THE OFFICI@L – Avril 2026 – Numéro 110

The OFFICI@L – Numéro 110 – Avril 2026, notre newsletter dédiée aux fonctionnaires de l’Union européenne, vient de paraître. Elle est disponible tant en français qu’en anglais.

Édito

Chère lectrice, Cher lecteur,     

Pour ce numéro 110 de notre newsletter, nous vous proposons un focus consacré au sujet sensible, bien au-delà de la fonction publique européenne, des aménagements raisonnables.

En jurisprudence, notre attention a été attirée par une ordonnance récente du Tribunal de l’Union européenne concernant le conflit d’intérêt et le régime de sanction disciplinaire.

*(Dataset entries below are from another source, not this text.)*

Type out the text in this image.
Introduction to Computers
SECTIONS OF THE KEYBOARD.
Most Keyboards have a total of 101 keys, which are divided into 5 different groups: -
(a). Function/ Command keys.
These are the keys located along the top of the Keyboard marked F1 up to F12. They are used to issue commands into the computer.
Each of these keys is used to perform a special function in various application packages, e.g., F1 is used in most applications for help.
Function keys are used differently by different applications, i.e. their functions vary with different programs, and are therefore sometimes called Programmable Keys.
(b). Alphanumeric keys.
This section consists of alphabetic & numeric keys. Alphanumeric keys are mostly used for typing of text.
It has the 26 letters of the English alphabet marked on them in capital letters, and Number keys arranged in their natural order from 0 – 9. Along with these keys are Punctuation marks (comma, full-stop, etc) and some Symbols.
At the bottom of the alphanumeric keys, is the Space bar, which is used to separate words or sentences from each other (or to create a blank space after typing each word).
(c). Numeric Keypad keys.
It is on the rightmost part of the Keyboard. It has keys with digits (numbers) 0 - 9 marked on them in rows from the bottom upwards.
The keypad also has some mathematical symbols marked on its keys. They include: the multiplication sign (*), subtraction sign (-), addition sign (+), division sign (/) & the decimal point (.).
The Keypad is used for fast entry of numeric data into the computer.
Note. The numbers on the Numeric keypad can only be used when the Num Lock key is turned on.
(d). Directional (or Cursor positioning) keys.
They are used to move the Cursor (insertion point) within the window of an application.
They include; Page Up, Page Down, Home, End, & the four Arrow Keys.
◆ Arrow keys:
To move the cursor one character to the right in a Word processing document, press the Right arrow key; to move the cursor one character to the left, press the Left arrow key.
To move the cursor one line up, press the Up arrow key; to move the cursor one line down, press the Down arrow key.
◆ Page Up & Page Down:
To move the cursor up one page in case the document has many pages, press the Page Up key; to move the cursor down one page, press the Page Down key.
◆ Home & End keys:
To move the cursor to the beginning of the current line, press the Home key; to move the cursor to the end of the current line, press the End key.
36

Enfin, les conséquences ainsi que les voies de recours permettant de contester les décisions de retrait ou de refus d’habilitation de sécurité des agents de l’Union seront traitées dans notre section « Droit belge ». 

Avez-vous un sujet qui vous intéresse ou vous questionne ? Partagez-le avec nous : le prochain numéro de The Offici@l pourrait l’explorer et vous offrir un éclairage unique !  

Nous attendons vos suggestions à notre adresse mail : theofficial@daldewolf.com     

L’équipe DALDEWOLF  

DALDEWOLF
– Droit de l’Union européenne et droits humains
THIERRY BONTINCK – ANAÏS GUILLERME – LUCIE MARCHAL – CELIA ANDRÉ – PAULINE BAUDOUX – TELMA BONNENFANT – SABRINA NAPOLITANO – FEDERICO PATUELLI
– Droit belge
DOMINIQUE BOGAERT

en partenariat avec le cabinet PERSPECTIVES :
– Droit de la famille
CANDICE FASTREZ

Focus – Les aménagements raisonnables dans la fonction publique européenne

Le droit de l’Union consacre le principe d’égalité de traitement et interdit toute discrimination, notamment fondée sur le handicap, aux articles 20 et 21 de la Charte des droits fondamentaux. L’article 26 reconnaît en outre le droit des personnes handicapées à bénéficier de mesures favorisant leur autonomie et leur intégration sociale et professionnelle et leur participation à la vie de la communauté.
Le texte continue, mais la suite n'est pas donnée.